I did have a Junior High Teacher, and extremely stupid woman, teach us that the Pilgrims landed in Salem, Oregon.

Confusing a passenger jet with a working transponder flying along a recognised commercial route to Dubai while in its own countries airspace with an F-14on attack is a worse error than confusing a passenger jet miles off course passing over your own airspace with a large reconnaissance plane.

Well, they did burn down the WH and the Capitol. That’s 50 points right there.

Canadians tend to see the war as a big win for them as well, since the US didn’t manage to take over what was already its hat (maybe more of a newsie cap at the time ?). That’s probably what the “tie” is about : yeah, the redcoats didn’t manage to invade for good, but the counter-attack failed too and in the end the status quo ante bellum was restored when neither party had it in them to keep on keeping on.

That certainly looks like a nil-nil draw to me. A true “win” for the US would have involved the annexation of at least one maple syrup farm.

Moderator Note

engineer_comp_geek has already given instructions in post #15 to drop the hijack about the War of 1812. If you really want to discuss it, open another thread. Let’s keep this one on track about KAL 007.

Colibri
General Questions Moderator

It wasn’t the “White” house until our side burned it so badly that they couldn’t get the smoke stains off, so they whitewashed it - a coverup technique that has worked for Washington (DC, not General) ever since. The Brits marched to Washington, burned things, and skedaddled. They tried to take New Orleans and failed. The Americans tried to take Canada, but lost big time other than a little slum clearance along the Toronto (sorry, York) waterfront. A tie, neither side got what they wanted, except maybe the Brits were a bit more circumspect about raiding US ships for “deserters”.
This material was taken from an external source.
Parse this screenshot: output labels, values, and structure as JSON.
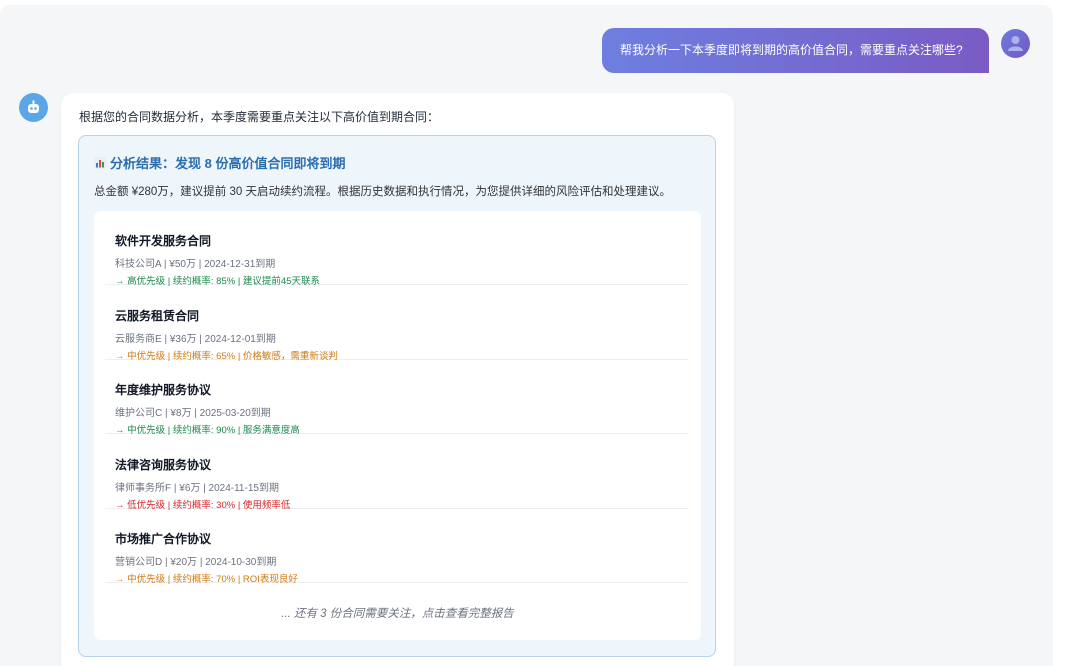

As for KAL, the soviet pilots apparently made visual contact with the aircraft. However, it was similar to the AWACS type spy plane that had been trolling the shoreline just outside the limit for months. IIRC they were both basically 4-engine large jets, 707 or some such. Someone said "didn’t they notice the windows all lit up, the nav lights, etc.? Which suggests they should have known what a military plane would be lit like; plus apparently the chase planes approached from the rear and below, less likely to see commercial markings, and at night probably most cabin lights would be dim and the blinds down. Apparently the military spy plane had been in the area around the same time or something.

I don’t really blame the CIA/USAF/NSA since clearly it’s their right to troll for intelligence in international airspace. the Russians were more likely confused and felt insulted rather than mercenary about the incident.

Just to make things more interesting, a few years earlier a KAL plane had left Europe, somehow made a 180 over the arctic (gotta love those Asian navigation instruments!) and ended up being forced down on a frozen lake in northwestern Russia. Maybe the Russians were getting paranoid.

Oh, and the Iranian plane? The last captain who assumed the approaching jet(s) were harmless got an Exocet mid ships and a court martial. Surely a lesson to shoot at anything suspicious rather than assuming they were harmless.

And the Iranian jet shoot down maybe lessened the tension in the region. The Iranian government assumed that the rest of the world would be shocked and outraged at the USA only to have most nations sing a variation of the tune about “those who live by the sword…” it hastened a stepdown in the general level of tension in the Gulf.